Ondanks de groei van de productie met 7% in één jaar zijn er nog wachtlijsten. Doelmatiger werken moet hierin een oplossing bieden. Voor 2006 zijn nog middelen over ter contractering, die aanbieders in juli en september kunnen aanvragen bij de zorgkantoren. Ook hierover zal hij de Kamer schriftelijk informeren.

Hij heeft een serie voorlichtingsbrochures over de BOPZ uitgebracht. Er komt nog nadere informatie voor de sector. De voorlichting is een specifiek punt voor de derde evaluatie van de BOPZ. Op de meervoudige problematiek die de heer Rouvoet noemde, zal hij eveneens schriftelijk terugkomen, evenals op terugdringing van het aantal separaties en op dwangmedicatie in het kader van de behandelwet.

Bij forensische zorg gaat het naast tbs ook om zorg in gevangenissen.

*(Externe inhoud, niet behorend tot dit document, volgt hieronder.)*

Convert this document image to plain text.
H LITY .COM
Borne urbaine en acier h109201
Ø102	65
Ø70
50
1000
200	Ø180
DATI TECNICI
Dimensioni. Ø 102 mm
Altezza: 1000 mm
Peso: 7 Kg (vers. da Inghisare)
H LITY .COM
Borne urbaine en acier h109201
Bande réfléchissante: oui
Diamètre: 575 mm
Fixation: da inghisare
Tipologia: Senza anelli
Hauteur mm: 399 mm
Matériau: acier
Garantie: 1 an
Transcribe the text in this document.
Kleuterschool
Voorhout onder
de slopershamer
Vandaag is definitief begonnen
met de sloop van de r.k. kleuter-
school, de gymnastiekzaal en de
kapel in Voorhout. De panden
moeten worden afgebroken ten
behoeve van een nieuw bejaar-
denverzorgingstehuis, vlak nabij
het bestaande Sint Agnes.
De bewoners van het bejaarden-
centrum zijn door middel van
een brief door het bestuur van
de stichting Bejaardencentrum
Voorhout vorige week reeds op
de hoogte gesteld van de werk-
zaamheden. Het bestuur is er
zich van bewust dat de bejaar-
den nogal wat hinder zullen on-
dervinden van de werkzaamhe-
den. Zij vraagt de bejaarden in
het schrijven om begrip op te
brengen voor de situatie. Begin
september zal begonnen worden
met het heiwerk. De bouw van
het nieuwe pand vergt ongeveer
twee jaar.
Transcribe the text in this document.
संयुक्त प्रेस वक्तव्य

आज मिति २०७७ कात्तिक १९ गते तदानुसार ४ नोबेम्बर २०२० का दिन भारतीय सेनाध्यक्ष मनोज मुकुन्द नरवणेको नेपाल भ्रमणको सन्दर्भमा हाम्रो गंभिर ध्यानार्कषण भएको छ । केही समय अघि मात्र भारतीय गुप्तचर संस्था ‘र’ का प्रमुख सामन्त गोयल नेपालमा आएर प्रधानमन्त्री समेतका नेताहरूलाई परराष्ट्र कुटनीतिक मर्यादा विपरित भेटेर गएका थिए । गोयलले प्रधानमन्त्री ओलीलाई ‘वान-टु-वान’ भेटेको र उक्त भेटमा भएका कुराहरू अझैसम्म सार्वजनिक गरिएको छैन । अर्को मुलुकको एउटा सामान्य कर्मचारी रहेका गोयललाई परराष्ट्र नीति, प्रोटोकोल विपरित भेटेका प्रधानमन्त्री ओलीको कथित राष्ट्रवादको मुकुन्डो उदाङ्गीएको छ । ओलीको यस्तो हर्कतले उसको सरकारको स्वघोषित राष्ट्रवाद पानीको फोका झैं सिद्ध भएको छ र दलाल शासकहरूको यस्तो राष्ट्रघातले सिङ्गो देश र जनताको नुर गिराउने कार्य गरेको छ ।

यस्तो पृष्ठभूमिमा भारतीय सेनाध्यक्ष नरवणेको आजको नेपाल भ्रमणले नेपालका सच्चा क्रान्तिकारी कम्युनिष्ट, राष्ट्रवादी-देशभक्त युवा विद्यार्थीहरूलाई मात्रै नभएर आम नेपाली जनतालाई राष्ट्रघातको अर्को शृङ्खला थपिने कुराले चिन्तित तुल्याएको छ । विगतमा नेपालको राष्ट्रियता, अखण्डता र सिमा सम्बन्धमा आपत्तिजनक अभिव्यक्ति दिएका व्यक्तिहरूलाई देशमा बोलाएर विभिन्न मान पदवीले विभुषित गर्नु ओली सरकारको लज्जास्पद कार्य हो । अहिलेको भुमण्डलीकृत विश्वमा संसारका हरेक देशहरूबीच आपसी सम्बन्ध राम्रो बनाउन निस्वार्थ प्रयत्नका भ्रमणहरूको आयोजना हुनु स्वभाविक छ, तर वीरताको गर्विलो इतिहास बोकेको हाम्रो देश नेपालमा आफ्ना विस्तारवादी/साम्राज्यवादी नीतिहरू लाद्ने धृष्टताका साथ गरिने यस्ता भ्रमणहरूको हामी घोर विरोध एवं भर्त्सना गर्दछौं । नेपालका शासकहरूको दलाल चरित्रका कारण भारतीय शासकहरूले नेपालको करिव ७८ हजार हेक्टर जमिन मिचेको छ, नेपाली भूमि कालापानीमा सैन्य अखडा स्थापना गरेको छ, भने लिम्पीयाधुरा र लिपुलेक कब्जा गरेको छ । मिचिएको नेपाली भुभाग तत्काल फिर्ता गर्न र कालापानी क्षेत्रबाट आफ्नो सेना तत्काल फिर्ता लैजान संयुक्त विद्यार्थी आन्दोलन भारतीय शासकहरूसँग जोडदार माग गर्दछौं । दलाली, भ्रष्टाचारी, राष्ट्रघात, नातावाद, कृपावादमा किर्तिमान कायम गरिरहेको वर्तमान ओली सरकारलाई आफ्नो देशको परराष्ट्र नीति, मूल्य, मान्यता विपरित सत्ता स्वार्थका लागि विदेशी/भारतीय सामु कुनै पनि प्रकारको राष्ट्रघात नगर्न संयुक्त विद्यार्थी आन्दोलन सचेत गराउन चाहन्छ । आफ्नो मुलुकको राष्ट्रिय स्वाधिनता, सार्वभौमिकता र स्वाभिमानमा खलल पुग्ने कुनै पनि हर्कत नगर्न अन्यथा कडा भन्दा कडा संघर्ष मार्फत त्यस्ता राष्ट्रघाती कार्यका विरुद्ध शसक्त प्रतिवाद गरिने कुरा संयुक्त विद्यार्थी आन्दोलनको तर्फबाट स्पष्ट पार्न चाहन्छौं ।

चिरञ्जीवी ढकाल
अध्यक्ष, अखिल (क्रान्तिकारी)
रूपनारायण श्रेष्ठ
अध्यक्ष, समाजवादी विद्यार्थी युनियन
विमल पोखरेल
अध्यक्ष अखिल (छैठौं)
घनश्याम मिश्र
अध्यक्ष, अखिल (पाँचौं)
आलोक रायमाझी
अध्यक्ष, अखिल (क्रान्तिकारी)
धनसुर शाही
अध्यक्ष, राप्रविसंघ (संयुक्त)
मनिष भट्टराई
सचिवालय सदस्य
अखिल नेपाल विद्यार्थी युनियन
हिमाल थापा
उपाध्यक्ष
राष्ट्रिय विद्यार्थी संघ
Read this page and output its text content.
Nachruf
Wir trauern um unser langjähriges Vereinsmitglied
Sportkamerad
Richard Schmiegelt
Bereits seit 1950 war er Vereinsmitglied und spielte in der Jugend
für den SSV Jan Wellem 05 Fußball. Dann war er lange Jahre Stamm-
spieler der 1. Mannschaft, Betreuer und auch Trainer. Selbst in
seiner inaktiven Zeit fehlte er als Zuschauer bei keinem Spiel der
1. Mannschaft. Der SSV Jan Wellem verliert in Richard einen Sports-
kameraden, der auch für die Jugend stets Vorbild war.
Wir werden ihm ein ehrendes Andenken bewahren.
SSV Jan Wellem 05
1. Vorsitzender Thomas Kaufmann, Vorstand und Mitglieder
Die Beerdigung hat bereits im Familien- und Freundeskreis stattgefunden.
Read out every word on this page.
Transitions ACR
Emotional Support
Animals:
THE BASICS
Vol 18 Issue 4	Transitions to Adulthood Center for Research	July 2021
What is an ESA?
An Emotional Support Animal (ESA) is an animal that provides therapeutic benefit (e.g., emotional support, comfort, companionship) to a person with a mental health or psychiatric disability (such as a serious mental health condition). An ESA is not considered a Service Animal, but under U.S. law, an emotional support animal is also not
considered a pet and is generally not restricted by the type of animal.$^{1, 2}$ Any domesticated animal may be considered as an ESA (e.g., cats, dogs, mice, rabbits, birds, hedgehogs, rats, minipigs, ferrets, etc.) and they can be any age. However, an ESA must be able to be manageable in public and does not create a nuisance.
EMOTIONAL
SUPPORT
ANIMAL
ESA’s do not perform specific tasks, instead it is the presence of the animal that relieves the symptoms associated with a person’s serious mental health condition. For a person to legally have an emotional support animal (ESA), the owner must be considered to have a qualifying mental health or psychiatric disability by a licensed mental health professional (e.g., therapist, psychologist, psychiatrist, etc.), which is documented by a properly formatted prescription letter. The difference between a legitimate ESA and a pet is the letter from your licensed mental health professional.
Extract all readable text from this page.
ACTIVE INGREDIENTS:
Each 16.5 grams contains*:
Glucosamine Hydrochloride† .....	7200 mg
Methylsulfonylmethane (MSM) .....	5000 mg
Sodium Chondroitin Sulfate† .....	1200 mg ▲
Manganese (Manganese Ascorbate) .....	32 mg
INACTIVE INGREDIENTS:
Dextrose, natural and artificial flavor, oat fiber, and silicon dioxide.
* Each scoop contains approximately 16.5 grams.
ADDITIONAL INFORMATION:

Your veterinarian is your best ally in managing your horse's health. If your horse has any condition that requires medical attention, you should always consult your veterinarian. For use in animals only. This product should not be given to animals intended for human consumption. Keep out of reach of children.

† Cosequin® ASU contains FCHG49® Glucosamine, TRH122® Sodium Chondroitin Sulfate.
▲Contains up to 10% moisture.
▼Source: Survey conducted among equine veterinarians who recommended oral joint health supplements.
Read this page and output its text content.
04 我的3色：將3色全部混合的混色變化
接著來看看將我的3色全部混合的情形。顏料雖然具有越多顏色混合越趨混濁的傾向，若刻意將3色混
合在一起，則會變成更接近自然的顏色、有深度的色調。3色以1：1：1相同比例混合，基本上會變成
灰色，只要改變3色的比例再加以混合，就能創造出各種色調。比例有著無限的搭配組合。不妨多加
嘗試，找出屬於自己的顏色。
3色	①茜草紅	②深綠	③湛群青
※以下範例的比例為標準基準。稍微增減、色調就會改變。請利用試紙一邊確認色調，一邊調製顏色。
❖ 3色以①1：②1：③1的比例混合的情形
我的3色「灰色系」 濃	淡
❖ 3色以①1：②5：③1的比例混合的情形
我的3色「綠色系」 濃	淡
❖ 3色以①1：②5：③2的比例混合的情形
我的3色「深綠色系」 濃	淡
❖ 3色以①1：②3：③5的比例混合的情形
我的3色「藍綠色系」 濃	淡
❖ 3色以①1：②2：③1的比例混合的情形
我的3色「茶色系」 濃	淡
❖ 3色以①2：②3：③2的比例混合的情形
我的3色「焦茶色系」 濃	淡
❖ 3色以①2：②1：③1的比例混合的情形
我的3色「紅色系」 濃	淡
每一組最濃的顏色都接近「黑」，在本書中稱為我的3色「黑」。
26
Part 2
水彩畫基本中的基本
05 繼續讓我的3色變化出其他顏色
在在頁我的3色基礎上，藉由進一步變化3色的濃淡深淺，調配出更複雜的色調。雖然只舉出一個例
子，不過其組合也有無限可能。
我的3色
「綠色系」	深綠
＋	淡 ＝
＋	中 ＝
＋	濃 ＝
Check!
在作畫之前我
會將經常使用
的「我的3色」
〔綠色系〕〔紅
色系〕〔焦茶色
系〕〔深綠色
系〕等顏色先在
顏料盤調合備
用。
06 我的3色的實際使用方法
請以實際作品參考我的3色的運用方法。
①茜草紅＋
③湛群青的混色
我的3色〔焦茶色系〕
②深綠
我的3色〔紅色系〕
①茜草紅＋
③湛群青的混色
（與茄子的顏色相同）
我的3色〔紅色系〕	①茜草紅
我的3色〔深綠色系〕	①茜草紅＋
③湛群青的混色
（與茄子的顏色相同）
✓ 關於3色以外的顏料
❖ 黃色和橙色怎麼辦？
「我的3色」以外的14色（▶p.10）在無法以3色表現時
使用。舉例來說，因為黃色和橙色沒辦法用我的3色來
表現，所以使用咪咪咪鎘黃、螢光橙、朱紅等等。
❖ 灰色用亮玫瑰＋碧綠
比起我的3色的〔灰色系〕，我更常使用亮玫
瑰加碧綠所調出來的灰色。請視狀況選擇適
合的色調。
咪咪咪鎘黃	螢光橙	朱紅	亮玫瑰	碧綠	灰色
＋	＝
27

Deze zorg is van groot belang. Het is goed dat de verantwoordelijkheid voor het beheer van die zorg bij de minister van Justitie komt te liggen; wel behoudt hij zelf de verantwoordelijkheid voor de kwaliteit van de zorg. Hij verwacht hiervan een verbetering van de situatie.

De voorzitter van de vaste commissie voor Volksgezondheid, Welzijn en Sport,

Blok

Adjunct-griffier van de vaste commissie voor Volksgezondheid, Welzijn en Sport,

Clemens


XNoot
1

Samenstelling: Leden: Van der Vlies (SGP), Kalsbeek (PvdA), Buijs (CDA), Atsma (CDA), Arib (PvdA), Vendrik (GroenLinks), Kant (SP), Blok (VVD), voorzitter, Smits (PvdA), Örgü (VVD), Verbeet (PvdA), Van Oerle-van der Horst (CDA), ondervoorzitter, Vergeer (SP), Vietsch (CDA), Joldersma (CDA), Varela (LPF), Van Heteren (PvdA), Smilde (CDA), Nawijn (LPF), Van Dijken (PvdA), Timmer (PvdA), Van Miltenburg (VVD), Kraneveldt (LPF), Schippers (VVD), Omtzigt (CDA), Azough (GroenLinks), Koşer Kaya (D66) en Van der Sande (VVD).

Plv. leden: Rouvoet (ChristenUnie), Verdaas (PvdA), Ferrier (CDA), Çörüz (CDA), Blom (PvdA), Halsema (GroenLinks), Gerkens (SP), Veenendaal (VVD), Hamer (PvdA), Weekers (VVD), Tjon-A-Ten (PvdA), Aasted Madsen-van Stiphout (CDA), Ormel (CDA), Willemse-van der Ploeg (CDA), Van As (LPF), Waalkens (PvdA), Mosterd (CDA), Bussemaker (PvdA), Heemskerk (PvdA), Oplaat (VVD), Hermans (LPF), Van Egerschot (VVD), Eski (CDA), Van Gent (GroenLinks), Bakker (D66) en Nijs (VVD).